The June 21 Atlanta Journal-Constitution has this story on the impending decision of the U.S. Supreme Court on the constitutionality of part of the Voting Rights Act. That decision could come on June 22, and must come no later than June 29.

It is a sad commentary that Georgia’s Secretary of State can say that Georgia has no voting rights problems, when Georgia has kept all minor party candidates for U.S. House off the ballot in regularly-scheduled elections ever since 1943. Even the Libertarian Party, which is recognized as a qualified party for statewide office only, has never been allowed to place a candidate for U.S. House on the ballot in a regularly-scheduled election (the requirements for special elections are far easier, and a Libertarian once ran in a special election for US House).

Georgia also has a voting rights problem with its statewide ballot access laws. No statewide minor party or independent candidate petition has succeeded in Georgia since 2000.

Part of the reason that Secretary of State Karen Handel can say that Georgia has no voting rights problems is that the minor parties in Georgia have not been actively agitating about the problem.


Comments

Atlanta Journal-Constitution Story on Impending U.S. Supreme Court Decision on Voting Rights Act — No Comments

  1. Also it would seem that the court has distanced itself from its early treatment of suffrage and standing and political express as fundamental rights.

  2. Sorry – there is NO time limit on when the Supremes act on anything.

    They may just punt and ask for more arguments for next fall.

    Perhaps the GA small parties can get a lawyer with some brains who is able to detect that —

    EVERY election is NEW and has ZERO to do with any prior election — i.e. EQUAL ballot access requirements for ALL candidates for the same office in the same area.

    SOOOOOO difficult for the party hack MORON Supremes to understand ???

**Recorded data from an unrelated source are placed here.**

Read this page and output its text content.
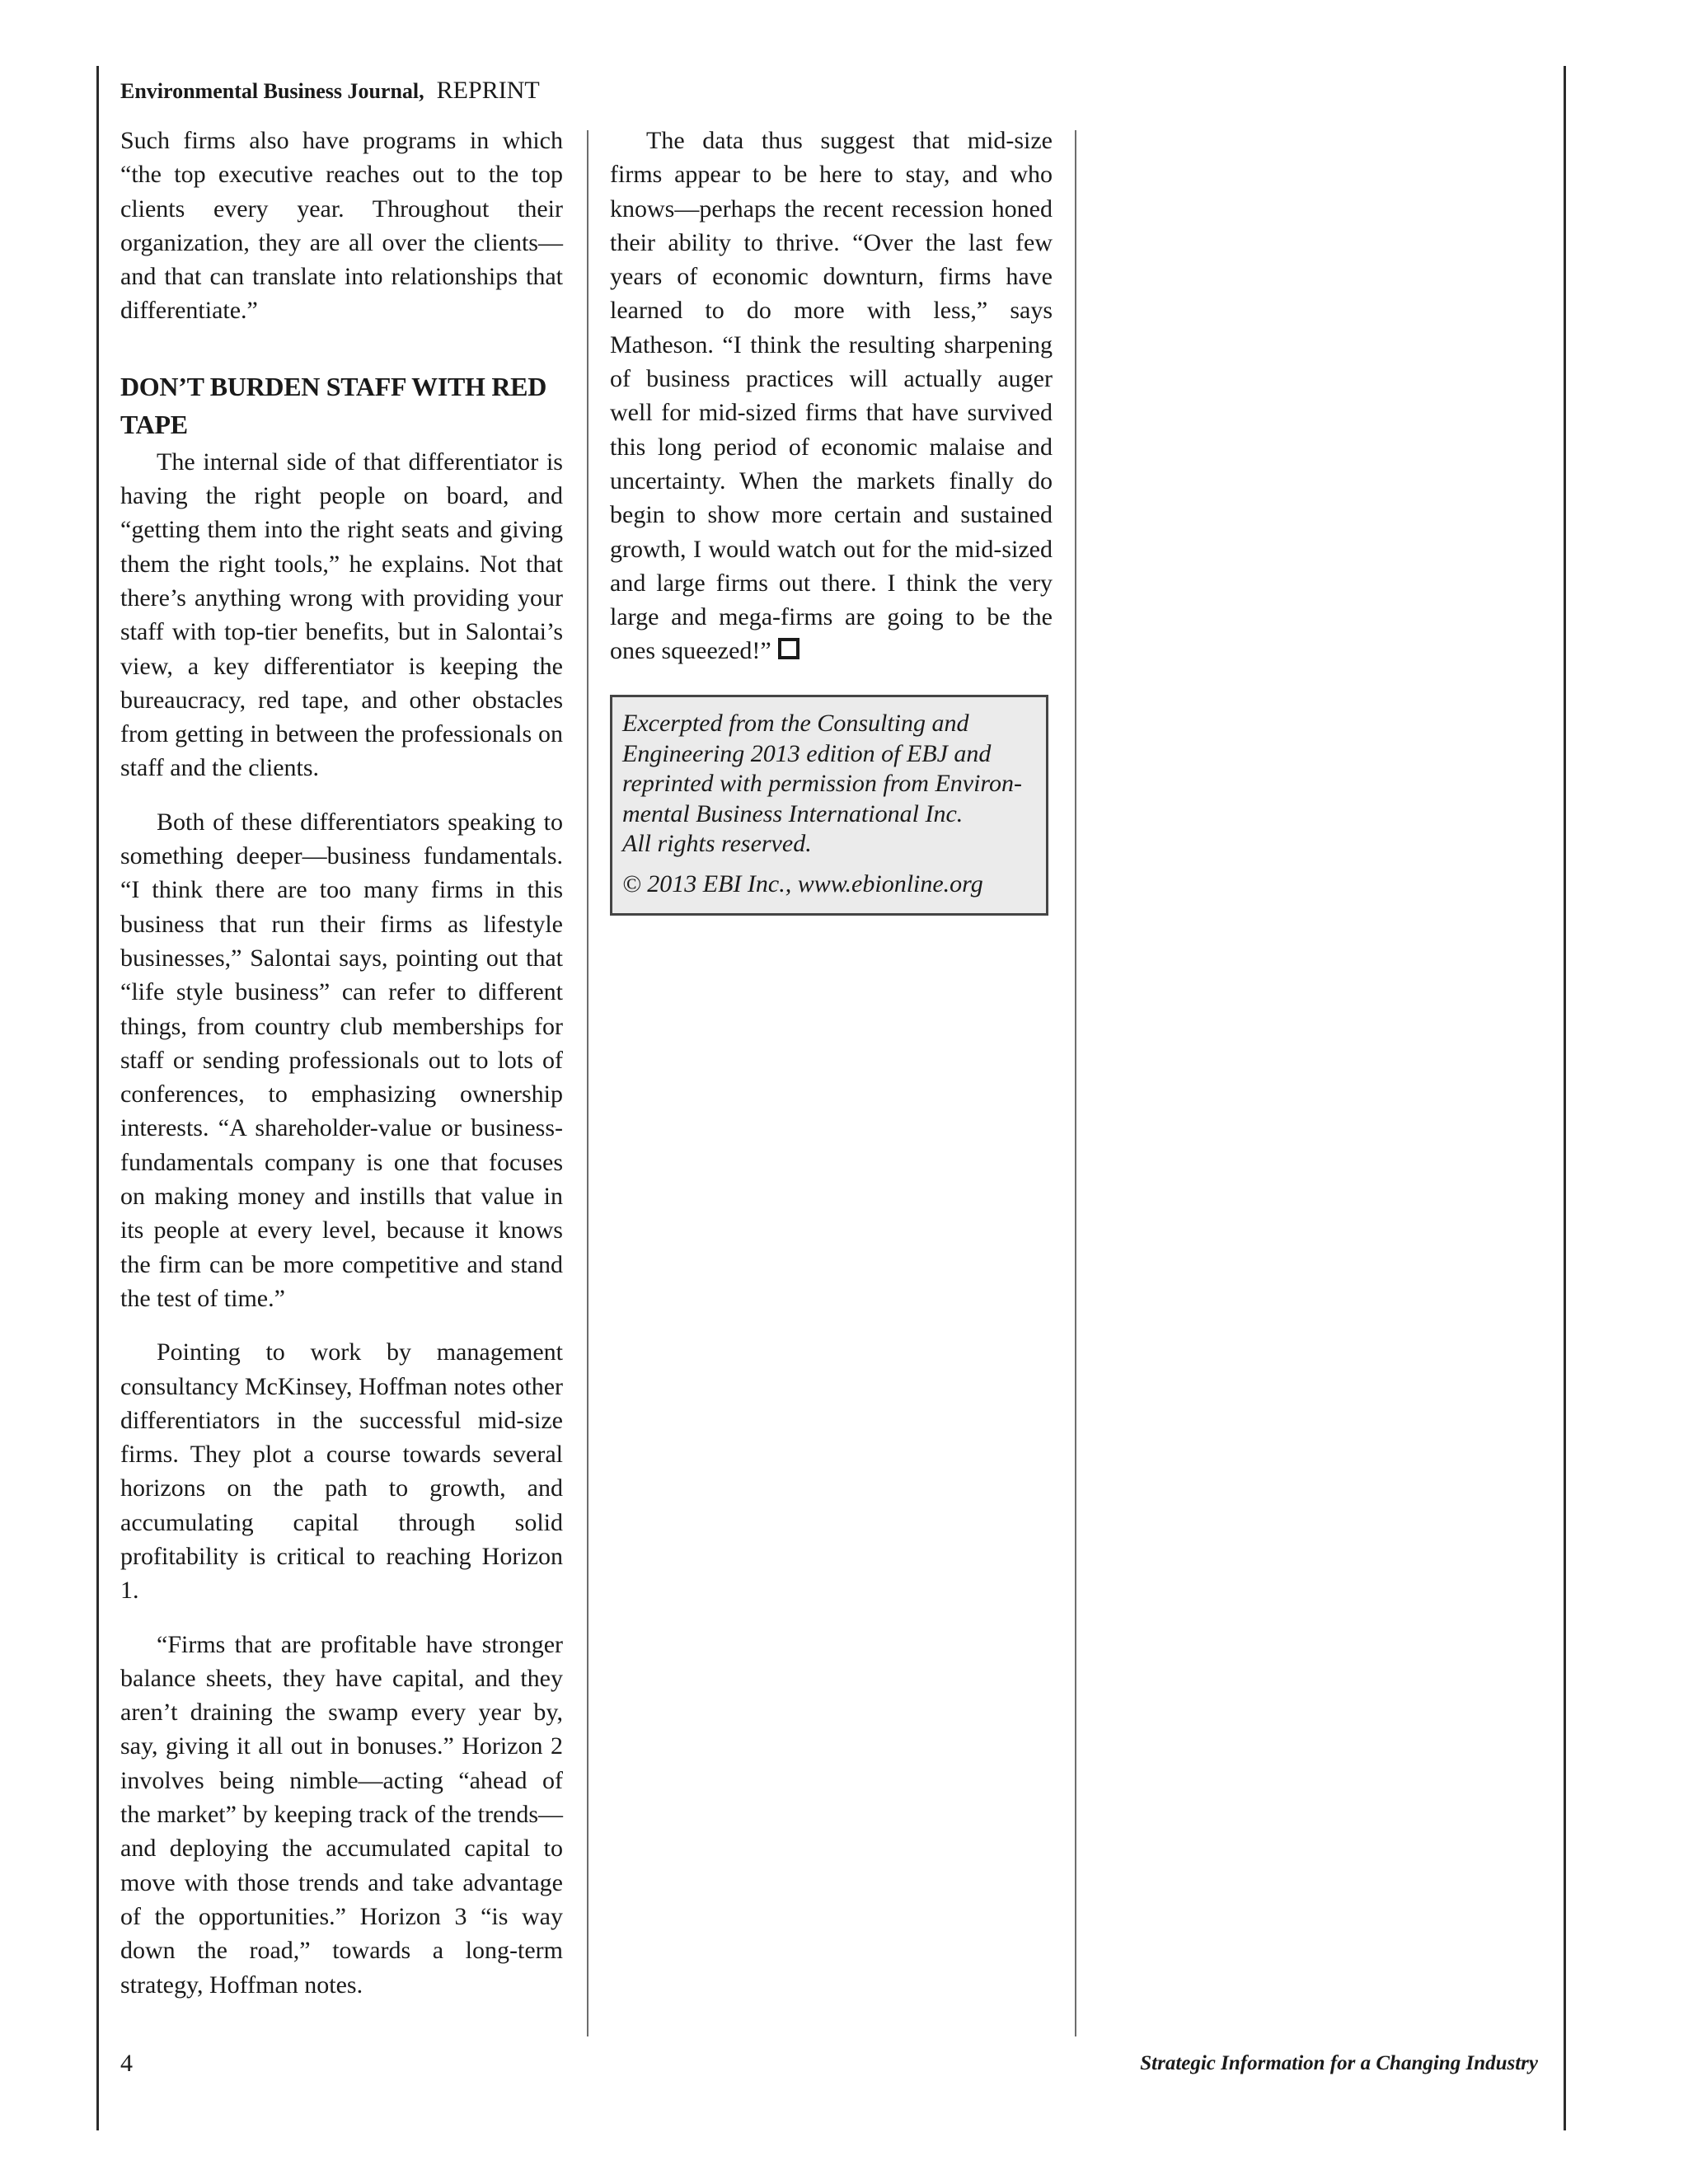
Environmental Business Journal, REPRINT

Such firms also have programs in which “the top executive reaches out to the top clients every year. Throughout their organization, they are all over the clients—and that can translate into relationships that differentiate.”

DON’T BURDEN STAFF WITH RED TAPE

The internal side of that differentiator is having the right people on board, and “getting them into the right seats and giving them the right tools,” he explains. Not that there’s anything wrong with providing your staff with top-tier benefits, but in Salontai’s view, a key differentiator is keeping the bureaucracy, red tape, and other obstacles from getting in between the professionals on staff and the clients.

Both of these differentiators speaking to something deeper—business fundamentals. “I think there are too many firms in this business that run their firms as lifestyle businesses,” Salontai says, pointing out that “life style business” can refer to different things, from country club memberships for staff or sending professionals out to lots of conferences, to emphasizing ownership interests. “A shareholder-value or business-fundamentals company is one that focuses on making money and instills that value in its people at every level, because it knows the firm can be more competitive and stand the test of time.”

Pointing to work by management consultancy McKinsey, Hoffman notes other differentiators in the successful mid-size firms. They plot a course towards several horizons on the path to growth, and accumulating capital through solid profitability is critical to reaching Horizon 1.

“Firms that are profitable have stronger balance sheets, they have capital, and they aren’t draining the swamp every year by, say, giving it all out in bonuses.” Horizon 2 involves being nimble—acting “ahead of the market” by keeping track of the trends—and deploying the accumulated capital to move with those trends and take advantage of the opportunities.” Horizon 3 “is way down the road,” towards a long-term strategy, Hoffman notes.

The data thus suggest that mid-size firms appear to be here to stay, and who knows—perhaps the recent recession honed their ability to thrive. “Over the last few years of economic downturn, firms have learned to do more with less,” says Matheson. “I think the resulting sharpening of business practices will actually auger well for mid-sized firms that have survived this long period of economic malaise and uncertainty. When the markets finally do begin to show more certain and sustained growth, I would watch out for the mid-sized and large firms out there. I think the very large and mega-firms are going to be the ones squeezed!”

Excerpted from the Consulting and
Engineering 2013 edition of EBJ and
reprinted with permission from Environ-
mental Business International Inc.
All rights reserved.
© 2013 EBI Inc., www.ebionline.org
4	Strategic Information for a Changing Industry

  3. In recent years, the Georgia LP decided to stop whining about tough ballot access laws for district offices (state legislature and US House) and to start focusing on running consequential campaigns for statewide and local office. While the Georgia LP does not run as many candidates as other state affiliates, the party has generated a substantial amount of media attention the past several election cycles. I once lived in a state with much easier ballot access and the focus for the state LP in that state was on the quantity of candidates fielded, rather than on quality and professionalism. The tough ballot access laws force the Georgia LP to focus on certain races. In my opinion, this focus produces a better candidate recruitment process and more professional campaigns.

  4. “Whining” is not a good synonym for lobbying for basic rights. Because the Georgia Libertarian Party did a good job of lobbying in 1986, it got an election law that lets it be on the statewide ballot. It wasn’t “whining” back in 1986, it was hard work, but immensely useful work. Why can’t the Georgia LP do now, what it did so well 23 years ago?

    Furthermore, the Libertarian Party of New Hampshire is one of those state LP’s that runs lots of candidates. In 1992, when it was a qualified party, it ran 89 candidates for state office, and 4 of them were elected. Again, in 1994, it ran 104 candidates for state office, and two of them were elected. In 2000, it ran 42 candidates for state office, and one of them was elected.

    In 1980, when the Alaska Libertarian Party was not a qualified party and had to petition for each nominee, it ran 14 candidates for state office and elected two of them. There is a strong correlection between a minor party winning seats in a state legislature, and that party running lots of candidates for the state legislature. The Georgia legislature hasn’t run any candidates for the legislature since 2004, because of the ballot access laws. The Georgia LP is very well-organized, and I tend to think if it had had ballot access for legislative races ever since 1988, it might have won a seat by now. After all, it had a candidate in 2008 for statewide partisan office who carried Atlanta.

  5. I really do not appreciate the use of racist language and or slurs. We do not need such bigotry here.

    Personally, I known third party members who are more willing to complain about ballot access, then do something about it. In that case it may be whining…

    Third parties in MN, ND and SD have been pretty unwilling to work together on a ballot acccess law reform project.